Di sana, tidak ada keterangan bahwa orang tua Sachi sudah meninggal. Nagisa sendiri sudah mengingatkan bahwa info tentang Sachi dan Miwa tidak valid. Bedanya, jika punya Miwa masih bisa dibuka, punya Sachi tidak.

Nagisa bahkan mencari info tentang Allen dan keterangannya kurang lebih sama dengan hasil penyelidikan tentang Sachi.

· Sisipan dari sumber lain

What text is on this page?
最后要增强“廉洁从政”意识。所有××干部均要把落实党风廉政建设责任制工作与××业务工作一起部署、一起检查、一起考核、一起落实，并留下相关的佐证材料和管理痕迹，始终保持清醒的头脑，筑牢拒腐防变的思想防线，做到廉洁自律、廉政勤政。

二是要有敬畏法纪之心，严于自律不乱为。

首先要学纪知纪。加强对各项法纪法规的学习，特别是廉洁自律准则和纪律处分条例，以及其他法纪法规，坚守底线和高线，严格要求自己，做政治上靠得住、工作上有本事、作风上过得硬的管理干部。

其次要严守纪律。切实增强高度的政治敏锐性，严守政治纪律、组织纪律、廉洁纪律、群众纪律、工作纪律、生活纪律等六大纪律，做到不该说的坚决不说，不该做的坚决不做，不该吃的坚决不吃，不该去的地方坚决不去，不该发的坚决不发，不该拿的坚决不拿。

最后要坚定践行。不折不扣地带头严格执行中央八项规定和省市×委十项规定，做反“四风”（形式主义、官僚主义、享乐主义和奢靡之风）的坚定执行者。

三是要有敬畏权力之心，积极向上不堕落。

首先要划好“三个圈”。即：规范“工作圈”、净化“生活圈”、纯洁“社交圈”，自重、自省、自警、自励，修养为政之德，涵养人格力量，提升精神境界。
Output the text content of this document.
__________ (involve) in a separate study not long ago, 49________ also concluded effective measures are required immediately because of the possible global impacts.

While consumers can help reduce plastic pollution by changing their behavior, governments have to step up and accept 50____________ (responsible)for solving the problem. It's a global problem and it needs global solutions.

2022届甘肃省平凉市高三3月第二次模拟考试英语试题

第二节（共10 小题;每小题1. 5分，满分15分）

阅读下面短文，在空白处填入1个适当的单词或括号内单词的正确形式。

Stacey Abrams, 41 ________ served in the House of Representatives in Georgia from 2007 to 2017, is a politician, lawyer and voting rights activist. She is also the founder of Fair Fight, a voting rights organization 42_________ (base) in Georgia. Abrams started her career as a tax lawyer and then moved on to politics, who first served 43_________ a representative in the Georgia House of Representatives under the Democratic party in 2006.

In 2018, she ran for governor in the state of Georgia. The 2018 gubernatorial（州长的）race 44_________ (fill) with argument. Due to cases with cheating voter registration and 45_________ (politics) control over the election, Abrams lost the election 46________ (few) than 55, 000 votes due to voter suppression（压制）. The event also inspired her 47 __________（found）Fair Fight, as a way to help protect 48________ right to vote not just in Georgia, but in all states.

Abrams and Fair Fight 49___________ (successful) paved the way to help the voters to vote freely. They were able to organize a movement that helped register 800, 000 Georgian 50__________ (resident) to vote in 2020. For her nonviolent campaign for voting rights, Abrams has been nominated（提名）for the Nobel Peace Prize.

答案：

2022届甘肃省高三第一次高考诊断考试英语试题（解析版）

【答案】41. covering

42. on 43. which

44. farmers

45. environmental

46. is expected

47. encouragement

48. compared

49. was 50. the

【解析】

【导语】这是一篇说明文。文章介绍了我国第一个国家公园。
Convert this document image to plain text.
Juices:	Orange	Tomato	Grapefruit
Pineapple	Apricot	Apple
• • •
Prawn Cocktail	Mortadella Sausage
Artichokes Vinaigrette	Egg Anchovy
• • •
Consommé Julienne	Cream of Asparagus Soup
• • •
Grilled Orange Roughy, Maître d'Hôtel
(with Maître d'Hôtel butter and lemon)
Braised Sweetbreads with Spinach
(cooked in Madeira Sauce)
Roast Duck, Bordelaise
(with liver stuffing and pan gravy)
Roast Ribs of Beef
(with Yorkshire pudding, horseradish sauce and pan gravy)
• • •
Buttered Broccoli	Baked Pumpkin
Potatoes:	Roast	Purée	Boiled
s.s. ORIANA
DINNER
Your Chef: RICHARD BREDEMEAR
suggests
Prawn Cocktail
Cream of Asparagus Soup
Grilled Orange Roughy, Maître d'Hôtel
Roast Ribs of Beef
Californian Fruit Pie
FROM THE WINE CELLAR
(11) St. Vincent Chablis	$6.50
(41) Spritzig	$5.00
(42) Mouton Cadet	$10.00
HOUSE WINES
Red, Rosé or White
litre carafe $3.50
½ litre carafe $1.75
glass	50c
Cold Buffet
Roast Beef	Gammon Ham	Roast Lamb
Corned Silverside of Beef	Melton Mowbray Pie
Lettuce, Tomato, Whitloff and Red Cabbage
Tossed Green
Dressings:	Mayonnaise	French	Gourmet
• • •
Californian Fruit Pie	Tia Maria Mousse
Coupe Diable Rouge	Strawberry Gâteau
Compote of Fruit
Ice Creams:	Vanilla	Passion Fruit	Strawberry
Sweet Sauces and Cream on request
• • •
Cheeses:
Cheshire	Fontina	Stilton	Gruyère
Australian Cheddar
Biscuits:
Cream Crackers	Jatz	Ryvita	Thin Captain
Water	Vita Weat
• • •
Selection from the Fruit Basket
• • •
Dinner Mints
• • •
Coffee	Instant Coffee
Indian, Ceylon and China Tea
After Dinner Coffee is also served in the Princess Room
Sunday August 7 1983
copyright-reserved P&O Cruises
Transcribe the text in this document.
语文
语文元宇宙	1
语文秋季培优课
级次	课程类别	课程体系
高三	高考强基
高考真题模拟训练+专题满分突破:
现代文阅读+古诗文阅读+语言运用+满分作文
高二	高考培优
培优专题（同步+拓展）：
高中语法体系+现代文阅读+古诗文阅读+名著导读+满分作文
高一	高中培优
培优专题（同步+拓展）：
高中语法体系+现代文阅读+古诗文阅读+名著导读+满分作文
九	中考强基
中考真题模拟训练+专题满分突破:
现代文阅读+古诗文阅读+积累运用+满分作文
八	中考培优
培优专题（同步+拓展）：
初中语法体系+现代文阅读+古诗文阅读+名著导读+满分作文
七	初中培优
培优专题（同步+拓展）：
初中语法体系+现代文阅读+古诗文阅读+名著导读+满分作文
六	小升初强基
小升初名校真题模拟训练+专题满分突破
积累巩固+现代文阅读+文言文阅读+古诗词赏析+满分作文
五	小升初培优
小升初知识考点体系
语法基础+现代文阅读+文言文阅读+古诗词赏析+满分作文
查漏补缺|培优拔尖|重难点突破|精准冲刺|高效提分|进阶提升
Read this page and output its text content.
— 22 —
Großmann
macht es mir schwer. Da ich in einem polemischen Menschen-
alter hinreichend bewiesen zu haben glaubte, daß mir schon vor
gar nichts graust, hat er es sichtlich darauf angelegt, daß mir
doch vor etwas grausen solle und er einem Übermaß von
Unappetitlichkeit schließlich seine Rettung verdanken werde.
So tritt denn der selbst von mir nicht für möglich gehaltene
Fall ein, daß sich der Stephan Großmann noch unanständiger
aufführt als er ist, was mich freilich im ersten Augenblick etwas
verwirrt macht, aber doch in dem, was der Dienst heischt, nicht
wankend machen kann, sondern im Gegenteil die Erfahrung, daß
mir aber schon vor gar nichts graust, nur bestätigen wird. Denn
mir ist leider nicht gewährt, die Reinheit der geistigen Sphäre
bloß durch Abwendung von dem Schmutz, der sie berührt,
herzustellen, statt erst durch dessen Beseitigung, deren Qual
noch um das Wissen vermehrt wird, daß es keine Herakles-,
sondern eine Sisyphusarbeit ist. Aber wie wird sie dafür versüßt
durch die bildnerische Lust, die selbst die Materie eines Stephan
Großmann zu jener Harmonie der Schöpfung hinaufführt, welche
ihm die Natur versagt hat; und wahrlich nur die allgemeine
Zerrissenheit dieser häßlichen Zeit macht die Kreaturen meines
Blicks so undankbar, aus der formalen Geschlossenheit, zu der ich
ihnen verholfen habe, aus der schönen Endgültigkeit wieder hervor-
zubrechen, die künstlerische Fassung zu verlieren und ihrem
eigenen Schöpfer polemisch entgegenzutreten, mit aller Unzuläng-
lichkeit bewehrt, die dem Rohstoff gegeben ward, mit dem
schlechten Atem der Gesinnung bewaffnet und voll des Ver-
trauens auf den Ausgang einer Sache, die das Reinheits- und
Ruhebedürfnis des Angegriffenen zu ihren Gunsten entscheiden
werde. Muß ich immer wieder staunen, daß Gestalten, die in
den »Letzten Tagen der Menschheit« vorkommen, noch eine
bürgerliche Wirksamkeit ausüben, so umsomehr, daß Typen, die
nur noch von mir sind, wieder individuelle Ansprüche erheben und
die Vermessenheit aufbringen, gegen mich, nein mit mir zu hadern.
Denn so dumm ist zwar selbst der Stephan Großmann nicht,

Victor juga mengatakan kalau Keluarga Sachihata tidak tersentuh, bahkan oleh pemerintah. Mereka tidak terkenal di kalangan rakyat biasa, tetapi di kalangan dunia bawah, secara internasional.

"Aku jadi teringat sesuatu," kata Miwa. "Orang tuaku menyuruhku untuk menghadiri perjamuan musim dingin. Meski sudah ada tanggal pastinya, mungkin aku akan pergi jauh sebelum itu. Di luar negeri, sih."

"Aku mungkin akan pulang." Dia tidak ingin datang jika Sachi tidak datang. Yang tahun lalu itu karena dia dan teman hantunya sedang perang dingin, makanya dia ketinggalan informasi.

"Kenapa kalian tidak bisa." Natsuki menunjukkan wajah sedih yang berlebihan.

"Aku ... jadi teringat kalau ... ada urusan juga." Rachaela menghindari tatapan Natsuki dengan senyum canggung.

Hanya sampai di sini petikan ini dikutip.